Has there been some thought—particularly if you're in the Ottawa area where AEDs are used in abundance—of working with the Ottawa general hospital, with CHEO, and with individuals who would be able to provide some evidence base for the critical time frame for being able to use AEDs and the impact they're having on the society here in Ottawa? Is there something to provide individuals like us who are making these decisions evidence so this becomes, for lack of a better term, a no-brainer decision, so that the evidence speaks for itself?

You can say there isn't. It's okay.

4:20 p.m.

Council Commissioner, Federal District, St. John Ambulance Canada

Andrew Stanzel

We don't have those numbers in front of us. The person who would have the numbers would probably be in the Ottawa Paramedic Service. Everyone who is resuscitated in the community—again, you're only seeing people that it's successful on—are brought to the heart institute, to the CCU there, and that's where they have their after cardiac arrest care.

Again, you're only going to see the segment of the population who survived. They may be able to provide some information around whether AEDs were used and the time frame. We don't have those numbers.

4:20 p.m.

Conservative

Kellie Leitch Conservative Simcoe—Grey, ON

Thank you very much for your time today.

4:25 p.m.

Liberal

The Chair Liberal John McKay

Thank you, Ms. Leitch.

Speaking for the final five minutes before we suspend, Ms. Dabrusin.

October 2nd, 2018 / 4:25 p.m.

Liberal

Julie Dabrusin Liberal Toronto—Danforth, ON

Thank you.

It has been really interesting to have this conversation.
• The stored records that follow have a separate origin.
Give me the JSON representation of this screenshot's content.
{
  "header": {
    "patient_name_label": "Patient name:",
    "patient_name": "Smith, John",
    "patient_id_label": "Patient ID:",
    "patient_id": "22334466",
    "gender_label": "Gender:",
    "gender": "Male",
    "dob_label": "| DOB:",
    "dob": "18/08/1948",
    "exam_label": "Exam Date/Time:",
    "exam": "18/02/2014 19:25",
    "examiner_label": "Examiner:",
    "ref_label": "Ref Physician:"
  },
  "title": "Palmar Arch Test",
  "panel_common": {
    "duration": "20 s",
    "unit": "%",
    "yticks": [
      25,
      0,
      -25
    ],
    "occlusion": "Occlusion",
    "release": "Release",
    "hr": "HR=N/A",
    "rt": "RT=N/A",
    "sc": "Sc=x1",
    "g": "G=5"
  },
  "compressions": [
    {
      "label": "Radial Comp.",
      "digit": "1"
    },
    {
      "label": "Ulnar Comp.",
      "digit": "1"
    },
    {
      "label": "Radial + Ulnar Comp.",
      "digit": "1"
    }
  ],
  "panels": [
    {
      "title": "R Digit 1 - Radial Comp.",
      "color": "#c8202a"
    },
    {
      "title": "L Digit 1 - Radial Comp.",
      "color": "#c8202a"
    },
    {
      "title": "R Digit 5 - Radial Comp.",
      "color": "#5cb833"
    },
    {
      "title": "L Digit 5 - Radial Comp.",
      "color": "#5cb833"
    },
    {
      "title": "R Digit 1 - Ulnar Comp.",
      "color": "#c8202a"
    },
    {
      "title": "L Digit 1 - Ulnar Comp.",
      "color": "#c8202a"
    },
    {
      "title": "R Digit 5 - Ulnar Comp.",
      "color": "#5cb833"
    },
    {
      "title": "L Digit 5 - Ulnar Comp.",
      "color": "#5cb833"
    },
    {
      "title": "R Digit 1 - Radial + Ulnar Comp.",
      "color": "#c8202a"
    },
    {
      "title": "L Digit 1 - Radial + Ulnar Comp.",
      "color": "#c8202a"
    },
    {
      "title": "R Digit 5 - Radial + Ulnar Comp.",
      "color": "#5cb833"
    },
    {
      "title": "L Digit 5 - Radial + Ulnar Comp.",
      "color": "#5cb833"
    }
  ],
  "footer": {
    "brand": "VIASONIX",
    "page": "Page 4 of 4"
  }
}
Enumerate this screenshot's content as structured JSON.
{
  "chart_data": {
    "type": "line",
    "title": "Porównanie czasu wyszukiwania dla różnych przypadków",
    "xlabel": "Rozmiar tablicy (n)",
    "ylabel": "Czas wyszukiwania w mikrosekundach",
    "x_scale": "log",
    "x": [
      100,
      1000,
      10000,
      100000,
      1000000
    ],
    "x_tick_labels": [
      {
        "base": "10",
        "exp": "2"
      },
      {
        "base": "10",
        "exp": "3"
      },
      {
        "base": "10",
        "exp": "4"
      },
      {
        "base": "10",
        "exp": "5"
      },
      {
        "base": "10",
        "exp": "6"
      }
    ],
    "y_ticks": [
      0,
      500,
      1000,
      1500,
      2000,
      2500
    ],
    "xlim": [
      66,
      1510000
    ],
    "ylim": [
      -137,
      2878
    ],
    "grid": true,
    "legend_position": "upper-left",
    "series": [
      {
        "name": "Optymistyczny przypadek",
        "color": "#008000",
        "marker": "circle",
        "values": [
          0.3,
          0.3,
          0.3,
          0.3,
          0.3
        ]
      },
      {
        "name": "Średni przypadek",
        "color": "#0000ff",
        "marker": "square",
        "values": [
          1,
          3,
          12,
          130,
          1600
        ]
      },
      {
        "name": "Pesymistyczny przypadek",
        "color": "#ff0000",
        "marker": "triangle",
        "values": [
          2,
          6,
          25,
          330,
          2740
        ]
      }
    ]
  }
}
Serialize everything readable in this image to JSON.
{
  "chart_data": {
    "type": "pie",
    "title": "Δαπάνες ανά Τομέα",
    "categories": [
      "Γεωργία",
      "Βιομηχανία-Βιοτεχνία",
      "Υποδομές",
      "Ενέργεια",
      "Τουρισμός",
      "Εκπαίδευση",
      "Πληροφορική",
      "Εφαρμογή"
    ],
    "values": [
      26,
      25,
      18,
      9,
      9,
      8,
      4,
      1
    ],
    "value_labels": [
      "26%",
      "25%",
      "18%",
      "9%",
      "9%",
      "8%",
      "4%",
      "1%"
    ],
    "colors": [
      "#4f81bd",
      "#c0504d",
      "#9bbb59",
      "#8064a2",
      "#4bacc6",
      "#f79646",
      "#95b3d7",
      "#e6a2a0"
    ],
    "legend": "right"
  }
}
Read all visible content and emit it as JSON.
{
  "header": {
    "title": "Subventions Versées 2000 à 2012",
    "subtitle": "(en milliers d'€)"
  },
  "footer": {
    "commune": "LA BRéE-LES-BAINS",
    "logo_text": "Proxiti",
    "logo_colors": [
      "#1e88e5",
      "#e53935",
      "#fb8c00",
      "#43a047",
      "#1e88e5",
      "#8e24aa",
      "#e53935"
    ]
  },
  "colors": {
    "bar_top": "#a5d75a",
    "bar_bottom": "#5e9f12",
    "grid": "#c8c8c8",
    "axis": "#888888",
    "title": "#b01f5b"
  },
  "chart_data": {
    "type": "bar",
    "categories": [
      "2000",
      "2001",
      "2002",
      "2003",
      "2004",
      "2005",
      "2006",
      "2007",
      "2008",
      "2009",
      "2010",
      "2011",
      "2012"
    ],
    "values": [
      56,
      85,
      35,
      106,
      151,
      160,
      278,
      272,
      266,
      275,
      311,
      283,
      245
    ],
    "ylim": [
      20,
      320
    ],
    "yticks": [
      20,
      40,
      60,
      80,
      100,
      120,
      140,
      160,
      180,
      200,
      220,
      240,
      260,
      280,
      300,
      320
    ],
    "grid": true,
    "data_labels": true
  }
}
What I'm picking up is that there are really two issues as to how we do this appropriately. One is location and the other is education.

The original motion that started the study was about putting the defibrillators in RCMP vehicles. When I started looking at it....

I actually spoke about this in the House. In a city like Toronto, that's not going to be the location to help people. In fact, U of T engineers did a study and thought it was coffee shops, ATMs and parking locations, because everyone knows where they are. If you know that certain coffee shops all have them, you would know where to run to. That was their study. It hits me that when we're looking at RCMP vehicles, we're really looking at more rural locations. We've talked about gyms and meeting spots, but it hits me that we're talking about RCMP vehicles. We're talking about all the spaces in between.

Do you think that having them in vehicles that are travelling in between those gathering locations.... How does that help? I feel like this is really a focus on a rural issue more than a city's.

4:25 p.m.

President, Urgence Bois-Francs Inc.

Philip Girouard

In my area, the Sûreté du Québec is informed only when there is a cardiac arrest. In urban areas such as Victoriaville, police are called more frequently to areas outside the city. That is where we need more help and more AEDs.

Within municipalities, the Sûreté du Québec does not respond because there are first responders such as firefighters and paramedics available. We would not gain any time by calling in a third resource. The need to act quickly really affects outlying areas.

4:25 p.m.

Liberal

Julie Dabrusin Liberal Toronto—Danforth, ON

I am trying to establish how we can install AEDs in appropriate places, how we can find good places to install them. We talked about sports facilities and community centres. However, there is also the issue of whether the best place for these devices would be in vehicles. Is that the case in your experience? It is different in cities.